Taber had served three years in the IDF infantry and then had been accepted into the Sayeryet five years ago. His grandparents and those of his wife, Mira, were survivors from Poland and Hungary, respectively. Mira’s grandparents had escaped the SS and the Arrow Cross in Budapest by obtaining papers stating they were Swiss citizens from the Swiss Consul Carl Lutz. Lutz had risked his life to save as many Jews as he could from Adolph Eichmann’s death trains and camps. At the war’s end, they recognized that staying in Budapest under the communists and Soviet rule was not safe, so they managed to find their way to Austria and eventually Italy.

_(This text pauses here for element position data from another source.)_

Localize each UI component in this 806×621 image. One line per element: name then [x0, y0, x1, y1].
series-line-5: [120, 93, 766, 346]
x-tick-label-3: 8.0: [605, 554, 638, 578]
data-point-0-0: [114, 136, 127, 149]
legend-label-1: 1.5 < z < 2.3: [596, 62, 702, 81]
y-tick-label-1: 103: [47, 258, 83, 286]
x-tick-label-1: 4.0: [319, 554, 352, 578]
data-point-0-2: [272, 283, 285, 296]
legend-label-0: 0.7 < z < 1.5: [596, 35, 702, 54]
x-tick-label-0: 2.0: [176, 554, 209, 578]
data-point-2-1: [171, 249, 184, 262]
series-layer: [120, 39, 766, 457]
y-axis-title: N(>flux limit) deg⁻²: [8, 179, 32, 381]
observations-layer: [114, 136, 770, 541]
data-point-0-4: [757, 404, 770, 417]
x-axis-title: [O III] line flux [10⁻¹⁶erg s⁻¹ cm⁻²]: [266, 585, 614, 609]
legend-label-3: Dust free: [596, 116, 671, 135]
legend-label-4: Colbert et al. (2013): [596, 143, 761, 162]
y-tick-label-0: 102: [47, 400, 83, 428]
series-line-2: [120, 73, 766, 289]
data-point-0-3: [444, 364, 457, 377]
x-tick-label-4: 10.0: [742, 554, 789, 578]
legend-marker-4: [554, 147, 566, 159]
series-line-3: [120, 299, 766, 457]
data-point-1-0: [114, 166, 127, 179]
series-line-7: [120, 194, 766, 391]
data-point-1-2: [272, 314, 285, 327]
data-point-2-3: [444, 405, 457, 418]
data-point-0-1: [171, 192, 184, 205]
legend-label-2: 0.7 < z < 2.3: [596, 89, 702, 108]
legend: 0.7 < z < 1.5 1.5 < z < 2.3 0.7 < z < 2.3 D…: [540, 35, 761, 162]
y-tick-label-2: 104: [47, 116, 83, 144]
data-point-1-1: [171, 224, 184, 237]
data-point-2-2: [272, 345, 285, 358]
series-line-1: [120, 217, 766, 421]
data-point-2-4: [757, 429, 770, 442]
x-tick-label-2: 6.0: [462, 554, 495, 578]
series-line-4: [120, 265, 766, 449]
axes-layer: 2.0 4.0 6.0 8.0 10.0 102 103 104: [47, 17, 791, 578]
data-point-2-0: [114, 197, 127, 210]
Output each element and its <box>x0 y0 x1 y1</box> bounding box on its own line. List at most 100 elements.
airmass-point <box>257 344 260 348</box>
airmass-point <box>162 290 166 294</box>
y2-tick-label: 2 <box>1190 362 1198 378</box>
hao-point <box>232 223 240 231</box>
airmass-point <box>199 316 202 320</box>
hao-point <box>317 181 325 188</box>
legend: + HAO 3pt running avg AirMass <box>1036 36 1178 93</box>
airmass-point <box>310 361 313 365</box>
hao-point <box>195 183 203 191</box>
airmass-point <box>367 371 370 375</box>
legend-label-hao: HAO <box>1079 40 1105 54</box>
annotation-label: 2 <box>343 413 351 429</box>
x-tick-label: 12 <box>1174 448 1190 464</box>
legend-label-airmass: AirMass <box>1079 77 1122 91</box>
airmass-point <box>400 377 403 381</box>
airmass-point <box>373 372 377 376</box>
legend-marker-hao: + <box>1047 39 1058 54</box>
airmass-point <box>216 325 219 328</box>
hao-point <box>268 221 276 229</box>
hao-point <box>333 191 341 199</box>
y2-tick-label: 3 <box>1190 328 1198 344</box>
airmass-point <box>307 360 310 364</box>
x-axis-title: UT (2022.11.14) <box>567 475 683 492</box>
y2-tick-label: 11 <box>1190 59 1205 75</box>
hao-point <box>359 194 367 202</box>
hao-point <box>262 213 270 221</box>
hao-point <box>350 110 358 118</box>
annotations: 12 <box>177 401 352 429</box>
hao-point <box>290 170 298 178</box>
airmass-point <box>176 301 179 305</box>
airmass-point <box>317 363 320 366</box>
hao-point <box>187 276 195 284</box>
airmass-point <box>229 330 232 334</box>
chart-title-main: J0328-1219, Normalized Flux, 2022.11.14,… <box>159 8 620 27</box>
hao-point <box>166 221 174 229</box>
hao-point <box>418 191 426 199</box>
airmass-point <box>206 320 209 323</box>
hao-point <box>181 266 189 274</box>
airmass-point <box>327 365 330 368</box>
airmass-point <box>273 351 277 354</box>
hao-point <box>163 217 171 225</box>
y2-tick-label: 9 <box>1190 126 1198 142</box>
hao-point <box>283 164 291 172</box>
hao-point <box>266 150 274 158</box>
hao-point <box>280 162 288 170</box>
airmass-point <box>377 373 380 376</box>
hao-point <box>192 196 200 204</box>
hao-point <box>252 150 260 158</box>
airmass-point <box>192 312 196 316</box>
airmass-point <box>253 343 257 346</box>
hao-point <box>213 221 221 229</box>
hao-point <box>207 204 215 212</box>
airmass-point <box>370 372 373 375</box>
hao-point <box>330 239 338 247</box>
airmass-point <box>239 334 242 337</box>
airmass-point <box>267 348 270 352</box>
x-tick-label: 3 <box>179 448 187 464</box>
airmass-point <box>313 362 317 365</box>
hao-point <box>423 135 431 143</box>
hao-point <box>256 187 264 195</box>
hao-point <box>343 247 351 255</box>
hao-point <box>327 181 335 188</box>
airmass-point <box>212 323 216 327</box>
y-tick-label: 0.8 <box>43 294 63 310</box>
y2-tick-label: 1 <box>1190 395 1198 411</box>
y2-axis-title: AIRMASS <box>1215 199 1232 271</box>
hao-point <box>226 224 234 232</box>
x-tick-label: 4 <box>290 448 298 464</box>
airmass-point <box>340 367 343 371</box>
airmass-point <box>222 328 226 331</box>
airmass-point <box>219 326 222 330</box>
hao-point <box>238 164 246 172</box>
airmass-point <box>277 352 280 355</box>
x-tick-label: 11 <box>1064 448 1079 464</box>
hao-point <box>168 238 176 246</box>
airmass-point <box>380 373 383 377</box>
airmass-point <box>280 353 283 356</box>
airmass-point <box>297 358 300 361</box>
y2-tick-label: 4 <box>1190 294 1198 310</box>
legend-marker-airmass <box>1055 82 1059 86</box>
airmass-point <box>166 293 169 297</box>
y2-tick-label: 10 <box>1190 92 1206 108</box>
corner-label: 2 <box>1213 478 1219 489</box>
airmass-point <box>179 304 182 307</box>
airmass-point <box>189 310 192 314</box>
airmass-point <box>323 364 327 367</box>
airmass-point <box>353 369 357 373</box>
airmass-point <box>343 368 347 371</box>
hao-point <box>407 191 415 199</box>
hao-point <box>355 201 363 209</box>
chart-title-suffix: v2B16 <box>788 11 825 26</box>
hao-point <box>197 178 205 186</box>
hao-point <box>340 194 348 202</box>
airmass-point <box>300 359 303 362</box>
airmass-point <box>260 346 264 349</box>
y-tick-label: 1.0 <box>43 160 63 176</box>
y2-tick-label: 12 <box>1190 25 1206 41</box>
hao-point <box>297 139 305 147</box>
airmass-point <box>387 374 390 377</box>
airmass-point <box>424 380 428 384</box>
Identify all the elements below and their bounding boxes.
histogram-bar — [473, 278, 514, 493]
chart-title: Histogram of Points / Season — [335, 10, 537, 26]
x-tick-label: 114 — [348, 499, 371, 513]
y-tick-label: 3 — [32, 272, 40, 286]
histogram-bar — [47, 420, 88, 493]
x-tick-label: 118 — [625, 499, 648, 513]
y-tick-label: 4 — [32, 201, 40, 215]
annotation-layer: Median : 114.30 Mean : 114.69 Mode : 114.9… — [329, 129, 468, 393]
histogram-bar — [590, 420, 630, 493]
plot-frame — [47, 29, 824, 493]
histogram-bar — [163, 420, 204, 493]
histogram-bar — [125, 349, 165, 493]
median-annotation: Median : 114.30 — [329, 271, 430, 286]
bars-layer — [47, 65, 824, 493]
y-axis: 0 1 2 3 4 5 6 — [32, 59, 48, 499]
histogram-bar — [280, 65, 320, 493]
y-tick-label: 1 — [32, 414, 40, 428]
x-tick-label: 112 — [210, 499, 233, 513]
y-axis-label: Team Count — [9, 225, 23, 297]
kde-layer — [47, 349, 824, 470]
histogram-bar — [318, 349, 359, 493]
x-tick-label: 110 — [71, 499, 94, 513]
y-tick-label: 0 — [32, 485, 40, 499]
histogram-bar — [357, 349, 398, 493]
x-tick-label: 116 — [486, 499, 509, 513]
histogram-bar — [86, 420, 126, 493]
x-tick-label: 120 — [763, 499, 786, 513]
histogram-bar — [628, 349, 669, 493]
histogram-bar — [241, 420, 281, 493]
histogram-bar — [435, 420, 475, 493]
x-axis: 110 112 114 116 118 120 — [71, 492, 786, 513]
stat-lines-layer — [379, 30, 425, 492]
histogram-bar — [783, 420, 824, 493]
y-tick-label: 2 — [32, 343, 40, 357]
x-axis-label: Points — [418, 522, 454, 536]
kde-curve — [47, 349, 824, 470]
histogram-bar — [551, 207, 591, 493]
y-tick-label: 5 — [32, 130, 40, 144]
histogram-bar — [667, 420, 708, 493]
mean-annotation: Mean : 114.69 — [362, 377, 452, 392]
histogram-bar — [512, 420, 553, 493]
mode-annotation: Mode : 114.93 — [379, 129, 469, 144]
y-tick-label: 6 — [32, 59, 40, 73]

Benjamin Taber’s father, Herschel, had been born at Kibbutz Yagur, where his grandparents first settled in 1953 after fleeing Hungary and the DP Camps. Later they moved to Tel Aviv, where Herschel and his father grew a small fledgling electronics store into a burgeoning empire. Benjamin wasn’t interested in commerce; he was a dedicated soldier in the IDF. His grandparents and Ari Lazarus’s grandparents were close friends who had met when they were all staying on Yagur in Israel’s early days.
It was while he was completing his basic tour in the infantry that Benjamin had met and married Mira.
As he was searching for mines, his only other thoughts were of his beautiful young wife and children. Each time he went out on a mission, especially one as dangerous as this, he always knew that fate could cause something to go wrong, yet he had complete faith in Leo Moscver, his commander, and knew in his heart of hearts that as long as he followed Leo’s orders they would all be safe.
Once the first mine was secure, Corporal Taber settled his nerves and continued his slow and careful search. Even though he and Zachary Nussfeld had trained for this eventuality, once Corporal Taber knew there was no allowance for any error, he focused on the task at hand like he had never focused before. He was sweating profusely even though the nighttime temperature was only in the midthirties Fahrenheit. The slightest misjudgment or wrong move would wreak disaster on the whole mission.